Nicola fell into a fit of laughter that lasted for at least five hours. “I’m serious, I don’t know how it happened” added Tommy.
Nicola tried to talk, tried to say anything sensible, but she was too lost in laughing-breakdown-mode.
Tommy’s phone rang, which surprised him, as he had forgotten there were phones, or buildings, or indeed anything other than Nicola and the Manhattan night. It was Jay, the producer, all excited and loud --- “We’ve got him! We’ve fucking got him!” yelled Jay.
It was good news. Jason Hurl, the movie star, agreed to do Tommy’s small indie film. He slashed his fees, cleared his schedule, and agreed to dedicate himself to “Two People Lost”. This was the moment Tommy had waited all his life for. A giant movie star was agreeing to star in his picture. Amazing. But of course; Tommy realized what it meant --- that Nicola, the new piece of Brooklyn magic that had strolled into his life only hours ago, would have, as her love interest, a Hollywood icon. Jason was married, of course, but then everyone in Hollywood is married right up until the point they’re not married anymore. Tommy immediately regretted the sex scenes he’d written. Maybe they weren’t integral after all. Maybe the film didn’t need to be a romance anymore. He considered making it a gay drama. Nicola looked at him and wondered why he’d been spaced out for about nine minutes.

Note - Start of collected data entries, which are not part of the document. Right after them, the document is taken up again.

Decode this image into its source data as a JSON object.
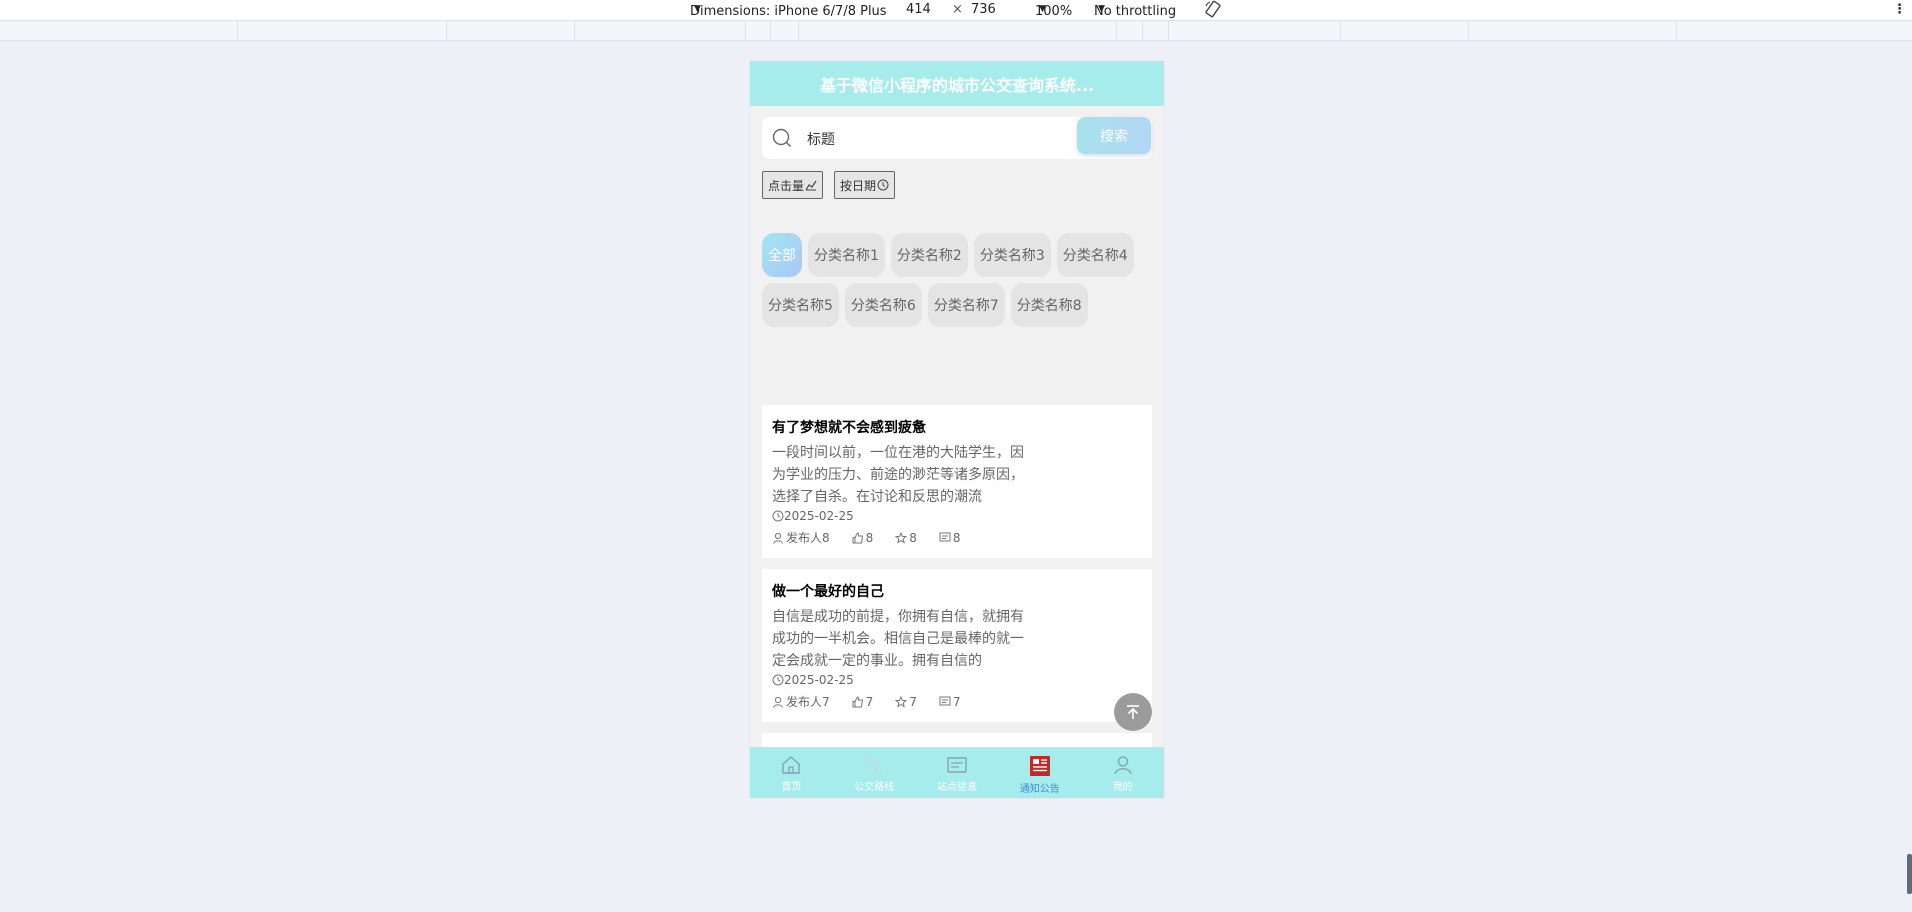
{
  "devtools": {
    "device": "Dimensions: iPhone 6/7/8 Plus",
    "width": "414",
    "times": "×",
    "height": "736",
    "zoom": "100%",
    "throttle": "No throttling",
    "more": "⋮"
  },
  "app": {
    "title": "基于微信小程序的城市公交查询系统..."
  },
  "search": {
    "value": "标题",
    "button": "搜索"
  },
  "sort": {
    "by_clicks": "点击量",
    "by_date": "按日期"
  },
  "categories": [
    "全部",
    "分类名称1",
    "分类名称2",
    "分类名称3",
    "分类名称4",
    "分类名称5",
    "分类名称6",
    "分类名称7",
    "分类名称8"
  ],
  "articles": [
    {
      "title": "有了梦想就不会感到疲惫",
      "excerpt": "一段时间以前，一位在港的大陆学生，因为学业的压力、前途的渺茫等诸多原因，选择了自杀。在讨论和反思的潮流",
      "date": "2025-02-25",
      "author": "发布人8",
      "likes": "8",
      "favorites": "8",
      "comments": "8"
    },
    {
      "title": "做一个最好的自己",
      "excerpt": "自信是成功的前提，你拥有自信，就拥有成功的一半机会。相信自己是最棒的就一定会成就一定的事业。拥有自信的",
      "date": "2025-02-25",
      "author": "发布人7",
      "likes": "7",
      "favorites": "7",
      "comments": "7"
    }
  ],
  "tabbar": {
    "items": [
      {
        "label": "首页",
        "icon": "home-icon"
      },
      {
        "label": "公交路线",
        "icon": "route-icon"
      },
      {
        "label": "站点信息",
        "icon": "station-icon"
      },
      {
        "label": "通知公告",
        "icon": "notice-icon"
      },
      {
        "label": "我的",
        "icon": "user-icon"
      }
    ],
    "active_index": 3,
    "active_color": "#3a8ee6"
  },
  "colors": {
    "header": "#a7ecec",
    "accent": "#a6e2ec"
  }
}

Nicola playfully mentioned that she desperately wanted a cupcake, and Tommy snapped back at her, “I know. I get it.” She was surprised by his abruptness. Tommy felt he had a right to be angry with her – because he was certain that she was already planning to have an affair with Jason Hurl even though she didn’t know that she would be offered the role, or that Jason would be in it as well.
Tommy could actually see the night’s magic disappearing in front of him. It announced itself with a gust of cold wind and a look of distance in Nicola’s eyes.